— Production poster
A MIDSUMMER’S NIGHT DREAM
If you like your Shakespeare boisterous, if you like athleticism on stage to take precedence over thoughtful delivery of text—with token zombies tossed in for good measure—this rambunctious rendering of A Midsummer’s Night Dream, as directed by Scott Bellis, is just the ticket.
The conceit that Bottom and Puck and Oberon and Hermia have all been transported to Transylvania allows for some charming costume design from Naomi Sider and there’s a dazzling opening number that elevates expectations, so only a party-pooper would suggest that a vampirical theme is expendable whimsy. Nobody can say for certain that Shakespeare himself might not have approved.
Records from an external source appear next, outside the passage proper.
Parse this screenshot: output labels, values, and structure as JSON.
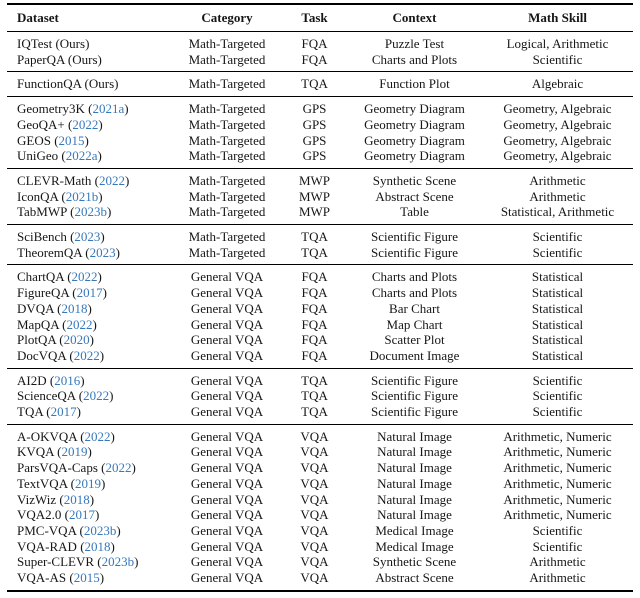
{
  "table": {
    "columns": [
      "Dataset",
      "Category",
      "Task",
      "Context",
      "Math Skill"
    ],
    "cite_color": "#3778BC",
    "text_color": "#161616",
    "groups": [
      {
        "rows": [
          {
            "name": "IQTest",
            "cite": "Ours",
            "cite_is_link": false,
            "category": "Math-Targeted",
            "task": "FQA",
            "context": "Puzzle Test",
            "skill": "Logical, Arithmetic"
          },
          {
            "name": "PaperQA",
            "cite": "Ours",
            "cite_is_link": false,
            "category": "Math-Targeted",
            "task": "FQA",
            "context": "Charts and Plots",
            "skill": "Scientific"
          }
        ]
      },
      {
        "rows": [
          {
            "name": "FunctionQA",
            "cite": "Ours",
            "cite_is_link": false,
            "category": "Math-Targeted",
            "task": "TQA",
            "context": "Function Plot",
            "skill": "Algebraic"
          }
        ]
      },
      {
        "rows": [
          {
            "name": "Geometry3K",
            "cite": "2021a",
            "cite_is_link": true,
            "category": "Math-Targeted",
            "task": "GPS",
            "context": "Geometry Diagram",
            "skill": "Geometry, Algebraic"
          },
          {
            "name": "GeoQA+",
            "cite": "2022",
            "cite_is_link": true,
            "category": "Math-Targeted",
            "task": "GPS",
            "context": "Geometry Diagram",
            "skill": "Geometry, Algebraic"
          },
          {
            "name": "GEOS",
            "cite": "2015",
            "cite_is_link": true,
            "category": "Math-Targeted",
            "task": "GPS",
            "context": "Geometry Diagram",
            "skill": "Geometry, Algebraic"
          },
          {
            "name": "UniGeo",
            "cite": "2022a",
            "cite_is_link": true,
            "category": "Math-Targeted",
            "task": "GPS",
            "context": "Geometry Diagram",
            "skill": "Geometry, Algebraic"
          }
        ]
      },
      {
        "rows": [
          {
            "name": "CLEVR-Math",
            "cite": "2022",
            "cite_is_link": true,
            "category": "Math-Targeted",
            "task": "MWP",
            "context": "Synthetic Scene",
            "skill": "Arithmetic"
          },
          {
            "name": "IconQA",
            "cite": "2021b",
            "cite_is_link": true,
            "category": "Math-Targeted",
            "task": "MWP",
            "context": "Abstract Scene",
            "skill": "Arithmetic"
          },
          {
            "name": "TabMWP",
            "cite": "2023b",
            "cite_is_link": true,
            "category": "Math-Targeted",
            "task": "MWP",
            "context": "Table",
            "skill": "Statistical, Arithmetic"
          }
        ]
      },
      {
        "rows": [
          {
            "name": "SciBench",
            "cite": "2023",
            "cite_is_link": true,
            "category": "Math-Targeted",
            "task": "TQA",
            "context": "Scientific Figure",
            "skill": "Scientific"
          },
          {
            "name": "TheoremQA",
            "cite": "2023",
            "cite_is_link": true,
            "category": "Math-Targeted",
            "task": "TQA",
            "context": "Scientific Figure",
            "skill": "Scientific"
          }
        ]
      },
      {
        "rows": [
          {
            "name": "ChartQA",
            "cite": "2022",
            "cite_is_link": true,
            "category": "General VQA",
            "task": "FQA",
            "context": "Charts and Plots",
            "skill": "Statistical"
          },
          {
            "name": "FigureQA",
            "cite": "2017",
            "cite_is_link": true,
            "category": "General VQA",
            "task": "FQA",
            "context": "Charts and Plots",
            "skill": "Statistical"
          },
          {
            "name": "DVQA",
            "cite": "2018",
            "cite_is_link": true,
            "category": "General VQA",
            "task": "FQA",
            "context": "Bar Chart",
            "skill": "Statistical"
          },
          {
            "name": "MapQA",
            "cite": "2022",
            "cite_is_link": true,
            "category": "General VQA",
            "task": "FQA",
            "context": "Map Chart",
            "skill": "Statistical"
          },
          {
            "name": "PlotQA",
            "cite": "2020",
            "cite_is_link": true,
            "category": "General VQA",
            "task": "FQA",
            "context": "Scatter Plot",
            "skill": "Statistical"
          },
          {
            "name": "DocVQA",
            "cite": "2022",
            "cite_is_link": true,
            "category": "General VQA",
            "task": "FQA",
            "context": "Document Image",
            "skill": "Statistical"
          }
        ]
      },
      {
        "rows": [
          {
            "name": "AI2D",
            "cite": "2016",
            "cite_is_link": true,
            "category": "General VQA",
            "task": "TQA",
            "context": "Scientific Figure",
            "skill": "Scientific"
          },
          {
            "name": "ScienceQA",
            "cite": "2022",
            "cite_is_link": true,
            "category": "General VQA",
            "task": "TQA",
            "context": "Scientific Figure",
            "skill": "Scientific"
          },
          {
            "name": "TQA",
            "cite": "2017",
            "cite_is_link": true,
            "category": "General VQA",
            "task": "TQA",
            "context": "Scientific Figure",
            "skill": "Scientific"
          }
        ]
      },
      {
        "rows": [
          {
            "name": "A-OKVQA",
            "cite": "2022",
            "cite_is_link": true,
            "category": "General VQA",
            "task": "VQA",
            "context": "Natural Image",
            "skill": "Arithmetic, Numeric"
          },
          {
            "name": "KVQA",
            "cite": "2019",
            "cite_is_link": true,
            "category": "General VQA",
            "task": "VQA",
            "context": "Natural Image",
            "skill": "Arithmetic, Numeric"
          },
          {
            "name": "ParsVQA-Caps",
            "cite": "2022",
            "cite_is_link": true,
            "category": "General VQA",
            "task": "VQA",
            "context": "Natural Image",
            "skill": "Arithmetic, Numeric"
          },
          {
            "name": "TextVQA",
            "cite": "2019",
            "cite_is_link": true,
            "category": "General VQA",
            "task": "VQA",
            "context": "Natural Image",
            "skill": "Arithmetic, Numeric"
          },
          {
            "name": "VizWiz",
            "cite": "2018",
            "cite_is_link": true,
            "category": "General VQA",
            "task": "VQA",
            "context": "Natural Image",
            "skill": "Arithmetic, Numeric"
          },
          {
            "name": "VQA2.0",
            "cite": "2017",
            "cite_is_link": true,
            "category": "General VQA",
            "task": "VQA",
            "context": "Natural Image",
            "skill": "Arithmetic, Numeric"
          },
          {
            "name": "PMC-VQA",
            "cite": "2023b",
            "cite_is_link": true,
            "category": "General VQA",
            "task": "VQA",
            "context": "Medical Image",
            "skill": "Scientific"
          },
          {
            "name": "VQA-RAD",
            "cite": "2018",
            "cite_is_link": true,
            "category": "General VQA",
            "task": "VQA",
            "context": "Medical Image",
            "skill": "Scientific"
          },
          {
            "name": "Super-CLEVR",
            "cite": "2023b",
            "cite_is_link": true,
            "category": "General VQA",
            "task": "VQA",
            "context": "Synthetic Scene",
            "skill": "Arithmetic"
          },
          {
            "name": "VQA-AS",
            "cite": "2015",
            "cite_is_link": true,
            "category": "General VQA",
            "task": "VQA",
            "context": "Abstract Scene",
            "skill": "Arithmetic"
          }
        ]
      }
    ]
  }
}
The considerable choreography of Tara Cheyenne Friendenberg generates a carnival atmosphere with minimal technology. It’s indicative of this production’s resolve to entertain that the audience rewarded the energetic cast with spontaneous applause once—and that was in response to a fight scene when Lauren Jackson as Hermia proudly exits victorious with the aplomb of a WWF winner.
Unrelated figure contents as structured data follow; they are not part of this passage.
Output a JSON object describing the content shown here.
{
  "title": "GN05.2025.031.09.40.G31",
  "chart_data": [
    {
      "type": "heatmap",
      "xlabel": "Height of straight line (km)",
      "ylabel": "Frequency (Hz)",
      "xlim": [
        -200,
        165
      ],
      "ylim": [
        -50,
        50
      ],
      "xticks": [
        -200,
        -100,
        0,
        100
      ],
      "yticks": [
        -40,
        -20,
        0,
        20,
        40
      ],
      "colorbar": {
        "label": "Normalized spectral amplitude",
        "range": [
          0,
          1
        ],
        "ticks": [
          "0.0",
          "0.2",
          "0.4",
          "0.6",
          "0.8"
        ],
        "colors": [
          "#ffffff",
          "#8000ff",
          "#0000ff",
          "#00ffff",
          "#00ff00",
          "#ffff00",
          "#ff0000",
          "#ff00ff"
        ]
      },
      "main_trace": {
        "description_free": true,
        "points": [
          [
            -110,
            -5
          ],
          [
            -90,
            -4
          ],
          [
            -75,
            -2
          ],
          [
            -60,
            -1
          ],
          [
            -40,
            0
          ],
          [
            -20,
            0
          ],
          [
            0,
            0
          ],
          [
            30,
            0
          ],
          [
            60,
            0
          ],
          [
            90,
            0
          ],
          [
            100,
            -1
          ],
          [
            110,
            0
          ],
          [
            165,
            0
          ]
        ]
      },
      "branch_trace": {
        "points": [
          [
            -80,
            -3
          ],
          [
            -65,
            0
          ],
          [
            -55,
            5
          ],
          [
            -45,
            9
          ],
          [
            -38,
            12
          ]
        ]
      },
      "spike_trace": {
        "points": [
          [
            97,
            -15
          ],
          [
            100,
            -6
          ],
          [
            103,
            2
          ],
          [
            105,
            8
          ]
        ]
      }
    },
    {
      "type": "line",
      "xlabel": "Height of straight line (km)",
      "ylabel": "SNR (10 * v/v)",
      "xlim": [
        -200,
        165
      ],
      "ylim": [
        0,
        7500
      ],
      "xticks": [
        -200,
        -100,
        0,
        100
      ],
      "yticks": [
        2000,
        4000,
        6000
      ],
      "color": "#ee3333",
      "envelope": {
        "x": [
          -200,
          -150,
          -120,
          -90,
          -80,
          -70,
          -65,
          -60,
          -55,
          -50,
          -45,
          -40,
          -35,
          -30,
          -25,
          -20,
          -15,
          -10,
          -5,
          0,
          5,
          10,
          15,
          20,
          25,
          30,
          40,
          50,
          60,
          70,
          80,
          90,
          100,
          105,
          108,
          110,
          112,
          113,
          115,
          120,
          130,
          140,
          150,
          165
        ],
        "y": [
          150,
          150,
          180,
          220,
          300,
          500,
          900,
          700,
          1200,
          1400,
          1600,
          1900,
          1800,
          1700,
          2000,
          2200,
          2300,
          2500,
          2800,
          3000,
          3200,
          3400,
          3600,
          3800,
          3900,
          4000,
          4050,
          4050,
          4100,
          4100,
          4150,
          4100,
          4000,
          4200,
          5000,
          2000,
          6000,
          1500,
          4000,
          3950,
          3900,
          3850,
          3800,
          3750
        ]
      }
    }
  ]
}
Casting must be uneven when you are assigning so many roles to a limited pool of players. Invariably at Studio 58, someone who has excelled in a previous production can appear lost in the next play; some inappropriate roles appear as cumbersome as ill-fitting clothes. No need for elaboration.
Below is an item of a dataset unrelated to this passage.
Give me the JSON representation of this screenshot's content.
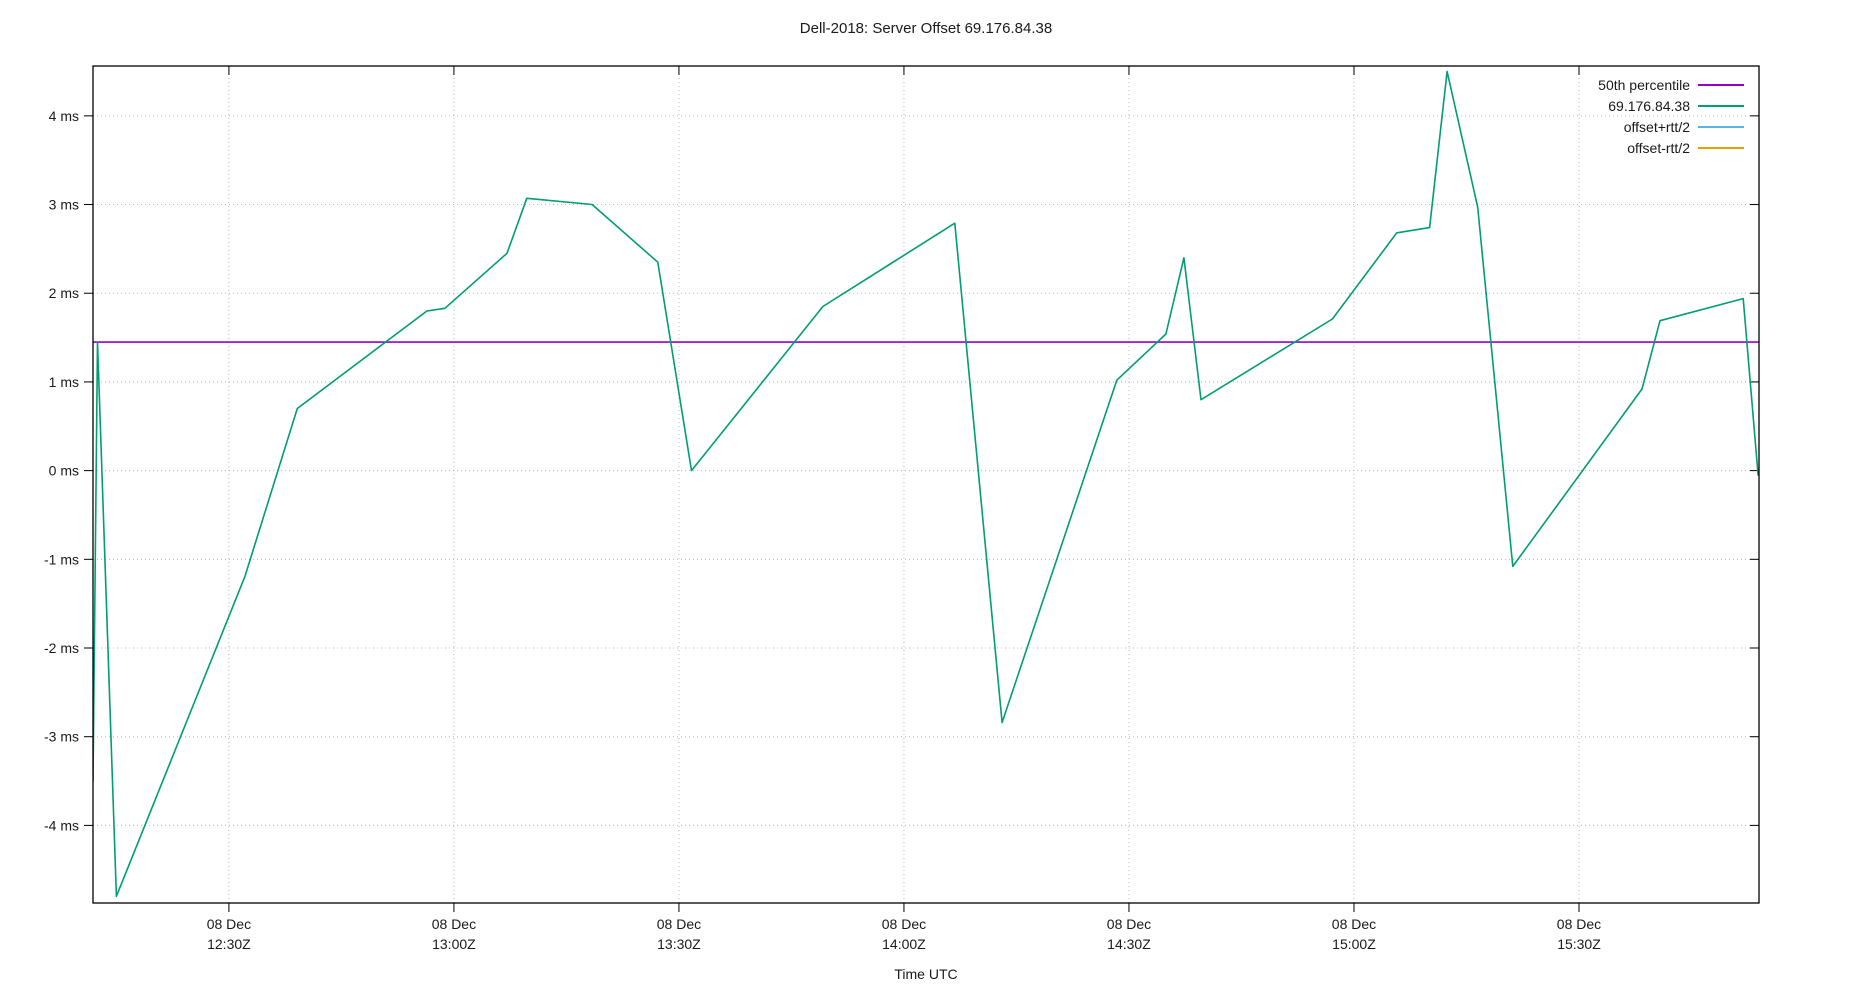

There are enough highlights to err on the side of generosity. Invariably the self-glorifying Bottom is the plum role, but we’ve seen it done so many times that it’s hard to make it fresh. Erik Gow manages to ham it up with his own style of brash comedy, adding some delightful donkey winnowing in his voice. He is impressive throughout, avoiding turning Bottom into a vaudeville freak show.
Both female love interests, the aforementioned Jackson as Hermia and Siona Gareau-Brennan, gather strength and poise, but this production’s lack of convincing coupledom is perhaps its main weakness. Only Anthea Morritt as Titania and Dominic Duchesne as Oberon appear as a credible match.
Duchesne’s Oberon is the most watchable performance. Whether he’s hanging upside down on a rope or bellowing instructions, it’s his physicality that impresses more than any aptitude for text. The sprightly Lili Beaudoin as his mischievous Puck is the perfect counterpart; acrobatic and otherworldly, like a circus performer rather than an actor.
A Midsummer’s Night’s Dream has been done to death, so maybe it makes some sort of ghoulish sense to revive it in the woods of the Carpathian Mountains, but this rendition could do with less fighting and more kissing. Cupid is a knavish lad. Thus to make poor females mad. It’s a story of convoluted plot lines, but we have to care about the romance nonetheless; if we only accentuate the comedy, and dispense with any concern for sexual chemistry, it verges on slapstick.